While the oil is heating, start dredging the meat in the flour, kneading flour into each piece and shaking off the excess. Add the meat to the hot oil without crowding the pan. There should be space around each piece of meat and it should continue to sizzle briskly, but without smoking or burning. Brown the meat on all sides, adjusting the heat as necessary.

As the pieces of meat in the pan brown, remove them, place in a bowl, and add more meat, until all the meat is browned. As you go, you will have to add more oil. If you notice the oil or the residue in the pan is beginning to burn, lower heat and/or add a little more oil.

Add the chopped onion and sauté for 5 minutes, scraping up any browned meat and flour residue in the pan. Add the garlic and sauté a minute longer. Return the meat and all its juices to the pot. Add the broth and enough water to totally but barely cover the meat. Stir in the tomato paste, thyme, bay leaf, several grinds of the peppermill, and the Worcestershire sauce. (Beef broth contains quite a bit of salt, so adjust the salt later.)

Simmer gently over medium-low heat until the meat is barely tender, usually about 1 1/2 hours, but start checking with a fork after an hour, and every 10 or 15 minutes after that. (To be really sure, taste a piece of the meat. You do not want the meat optimally tender at this point.) Taste for salt, pepper, and perhaps another spoonful of tomato paste.)

(You can freeze the stew now, first cooled to lukewarm, then add the vegetables when finishing and reheating it. Thaw to cold room temperature to continue.)

With the stew at a gentle simmer, add the carrots, celery, and potatoes. Simmer another 20 minutes, until the vegetables are fully tender and the meat is fully tender and ready to eat. Add the mushrooms and defrosted frozen peas. Return to a simmer, cooking until the peas are cooked, a minute or so.

Serve immediately, or if serving later, leave out the peas until you reheat the stew – gently, without boiling.
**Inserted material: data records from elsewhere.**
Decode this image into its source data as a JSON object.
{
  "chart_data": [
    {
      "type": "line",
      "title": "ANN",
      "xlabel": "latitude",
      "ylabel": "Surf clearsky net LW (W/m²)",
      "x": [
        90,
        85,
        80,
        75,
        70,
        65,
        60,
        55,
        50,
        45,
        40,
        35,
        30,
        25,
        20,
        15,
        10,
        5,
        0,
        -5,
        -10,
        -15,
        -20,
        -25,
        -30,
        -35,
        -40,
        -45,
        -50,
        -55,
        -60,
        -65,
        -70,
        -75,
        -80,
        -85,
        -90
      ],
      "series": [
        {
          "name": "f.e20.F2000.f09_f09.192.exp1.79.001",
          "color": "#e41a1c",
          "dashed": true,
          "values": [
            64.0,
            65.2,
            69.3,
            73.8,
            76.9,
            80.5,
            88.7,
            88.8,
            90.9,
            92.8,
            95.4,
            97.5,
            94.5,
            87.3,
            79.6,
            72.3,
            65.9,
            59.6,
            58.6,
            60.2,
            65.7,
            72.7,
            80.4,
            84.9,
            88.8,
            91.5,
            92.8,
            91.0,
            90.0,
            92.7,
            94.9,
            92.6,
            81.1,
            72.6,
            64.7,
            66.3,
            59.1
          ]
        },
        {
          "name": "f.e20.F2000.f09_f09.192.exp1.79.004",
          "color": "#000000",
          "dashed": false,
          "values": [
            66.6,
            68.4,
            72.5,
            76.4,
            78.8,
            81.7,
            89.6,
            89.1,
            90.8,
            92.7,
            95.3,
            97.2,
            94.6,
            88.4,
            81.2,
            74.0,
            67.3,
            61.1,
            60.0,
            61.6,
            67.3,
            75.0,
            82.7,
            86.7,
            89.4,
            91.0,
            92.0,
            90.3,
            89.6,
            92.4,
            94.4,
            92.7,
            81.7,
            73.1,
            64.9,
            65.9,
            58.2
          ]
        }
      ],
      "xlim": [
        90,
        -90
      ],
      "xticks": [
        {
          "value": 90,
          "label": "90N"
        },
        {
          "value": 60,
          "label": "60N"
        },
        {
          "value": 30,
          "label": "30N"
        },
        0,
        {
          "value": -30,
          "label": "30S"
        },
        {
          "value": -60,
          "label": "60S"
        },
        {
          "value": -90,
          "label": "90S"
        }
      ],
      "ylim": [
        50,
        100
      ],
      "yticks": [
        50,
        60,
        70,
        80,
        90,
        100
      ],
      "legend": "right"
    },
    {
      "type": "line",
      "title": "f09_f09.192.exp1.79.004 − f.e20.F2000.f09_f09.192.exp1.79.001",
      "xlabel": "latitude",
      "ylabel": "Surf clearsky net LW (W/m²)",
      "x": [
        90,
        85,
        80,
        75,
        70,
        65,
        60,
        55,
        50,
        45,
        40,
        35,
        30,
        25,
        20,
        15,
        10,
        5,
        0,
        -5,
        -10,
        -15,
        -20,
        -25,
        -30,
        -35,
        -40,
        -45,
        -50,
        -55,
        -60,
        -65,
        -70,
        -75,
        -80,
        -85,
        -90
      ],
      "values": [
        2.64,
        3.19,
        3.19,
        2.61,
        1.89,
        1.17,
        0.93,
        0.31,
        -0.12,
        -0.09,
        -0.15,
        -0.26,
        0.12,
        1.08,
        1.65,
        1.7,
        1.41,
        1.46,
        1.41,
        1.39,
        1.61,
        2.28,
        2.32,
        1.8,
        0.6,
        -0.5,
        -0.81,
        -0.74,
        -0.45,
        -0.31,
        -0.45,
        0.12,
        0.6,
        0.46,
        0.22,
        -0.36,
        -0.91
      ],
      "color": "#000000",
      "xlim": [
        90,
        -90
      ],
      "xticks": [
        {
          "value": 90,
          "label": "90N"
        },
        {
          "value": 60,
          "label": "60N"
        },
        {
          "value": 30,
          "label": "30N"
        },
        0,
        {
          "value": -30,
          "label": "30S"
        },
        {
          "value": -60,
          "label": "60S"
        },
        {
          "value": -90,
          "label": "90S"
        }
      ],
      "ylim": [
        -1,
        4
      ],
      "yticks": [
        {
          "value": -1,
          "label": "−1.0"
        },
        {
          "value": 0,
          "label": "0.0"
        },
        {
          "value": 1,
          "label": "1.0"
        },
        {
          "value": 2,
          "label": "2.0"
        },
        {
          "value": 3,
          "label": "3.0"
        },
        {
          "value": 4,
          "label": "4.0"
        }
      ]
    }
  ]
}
Serving Ideas : Serve over egg noodles, macaroni, rice, or with soft polenta. Accompany with a large salad, steamed broccoli or cooked greens, such as spinach, Swiss chard, escarole, mustard greens, etc

Charlies notes: My veggies took considerably longer to cook, so you might want to cut them smaller.

Pat’s notes: about 2-1/2 lbs. chuck roast cut into cubes for the stew so I didn't have to add any water to the beef broth in order to cover the beef, which probably gave it a richer flavor. The parsnips and carrots contributed so much flavor to the sauce. Was absolutely fantastic served on mashed yukon gold potatoes (didn't add potatoes to the stew this time). What a keeper.